Le ministre des Affaires autochtones, Bernard Valcourt, qui n’a pas assisté à l’assemblée annuelle de l’APN, a transmis un courriel pour dire que Paul Martin « y allait un peu fort ». Il a rappelé que c’est M. Martin qui avait imposé un plafond de 2 % en 1996 aux transferts fédéraux faits aux Premières Nations pour l’éducation. M. Martin avait expliqué plus tôt en journée que le plafond de 2 %, qui est dénoncé par les autochtones, ne devait être qu’une mesure temporaire.

5 commentaires
  • Pierre Lefebvre - Inscrit 10 juillet 2015 06 h 45

    Différence

    Où est la différence entre parquer les jeunes autochtones dans des «collèges» comme ça se faisait dans le temps et les englober dans des écoles avec des jeunes blancs ?

    Est-ce que quelqu'un a posé la question aux parents autochtones sur ce que «eux» désiraient pour leurs enfants ? Ont-ils pris la décision de «noyer» leurs enfants dans la «culture» des blancs et de faire «doucement» ce qu'ils ont subi «violemment» ? Ont-ils décidé de disparaitre «à petite dose» en se fondant dans la masse (comme certains québécois) ?

    Tant que le porte-parole sera un blanc, je douterai du message. Et tant que je n'entendrai pas un autochtone, je douterai de leurs intentions.

    PL

  • Micheline Dionne - Inscrite 10 juillet 2015 07 h 04

    quel mode de contrôle??

    J'aimerais savoir si le gouvernement fédéral possède le contrôle des fonds qu'il accorde aux Autochtones? Comme on disait à l'époque: OÙ va réellement l'argent???

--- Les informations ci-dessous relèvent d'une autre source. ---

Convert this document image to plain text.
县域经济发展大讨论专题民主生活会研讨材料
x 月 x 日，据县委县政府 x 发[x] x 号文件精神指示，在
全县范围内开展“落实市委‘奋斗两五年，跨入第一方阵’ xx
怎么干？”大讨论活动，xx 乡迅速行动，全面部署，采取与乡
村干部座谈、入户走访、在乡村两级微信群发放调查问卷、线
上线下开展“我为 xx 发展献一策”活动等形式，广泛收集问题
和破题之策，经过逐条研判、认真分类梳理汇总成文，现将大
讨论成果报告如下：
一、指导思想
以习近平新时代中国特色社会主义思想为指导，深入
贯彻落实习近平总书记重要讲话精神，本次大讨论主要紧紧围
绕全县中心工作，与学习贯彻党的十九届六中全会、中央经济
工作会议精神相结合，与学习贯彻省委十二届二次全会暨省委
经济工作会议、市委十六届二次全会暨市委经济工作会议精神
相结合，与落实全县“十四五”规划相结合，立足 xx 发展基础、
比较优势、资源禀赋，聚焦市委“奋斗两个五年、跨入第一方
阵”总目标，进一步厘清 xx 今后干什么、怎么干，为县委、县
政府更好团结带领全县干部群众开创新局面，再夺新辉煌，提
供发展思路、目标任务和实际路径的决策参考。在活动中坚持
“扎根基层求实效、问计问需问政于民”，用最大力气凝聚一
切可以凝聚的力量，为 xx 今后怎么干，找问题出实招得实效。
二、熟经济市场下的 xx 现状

    • Pierre Lefebvre - Inscrit 10 juillet 2015 11 h 27

      «OÙ va réellement l'argent???»
      L'histoire nous apprend que lorsque l'argent est rendu au bout du processus, il en reste beucoup moins qu'au départ à cause de toutes ces mains (souvent de blancs) qui ont pigé dans le plat à bonbon.

      PL

  • Jean-Pierre Lusignan - Abonné 10 juillet 2015 09 h 20

    M., Martin n'y va pas encore assez fort.

    Toujours le même discours d'un ministre conservateur: l'autre, le libéral d'hier, aurait fait quelque chose de semblable, lit-on. Mais, s'agit-il réellement de la même chose ? Plafonner temporairement de l'aide et ne pas appliquer un traité portant sur l'éducation? Ne pas appliquer un traité susceptible de réduire les inégalités de nations réellement inégales et confiées depuis des siècles à la protection du gouvernement fédéral. Quelle misère.

    • Pierre Lefebvre - Inscrit 11 juillet 2015 06 h 53

      Sur toutes les années où il y eu négociation entre le fédéral et les premières nations, combien d'entre elles avaient les libéraux au pouvoir ? Étrangement, les premières nations se plaignent de toujours la même chose : Être délaissée.

      Nous ne pouvons blâmer «un» des partis de ce que font ou ne font pas «tous» les partis. Bien sur ceux qui ne sont pas au pouvoir vont blâmer celui qui l’est, mais comme le pouvoir, les blâmes sont interchangeables selon la position occupée, mais les solutions toujours absentes.

      De toutes façon, faites de la politique tant que vous voulez messieurs les politiciens, les autochtones ne s’entendront que par «Traité» et qu’avec la reine, car ils dépendent directement du Trône. Ce sera toujours leur dernier argument : «Vous n’avez pas juridiction». Au pied de la lettre juridique, ils ne sont même pas canadiens, ils sont les «Premières nations».

      Ils ne sont «subordonnés» à aucun gouvernement. Ils font affaire directement avec la première autorité de «l’autre nation» : La Reine.
      Cet élément «fondamentalement historique», ils ne le laisseront jamais disparaitre.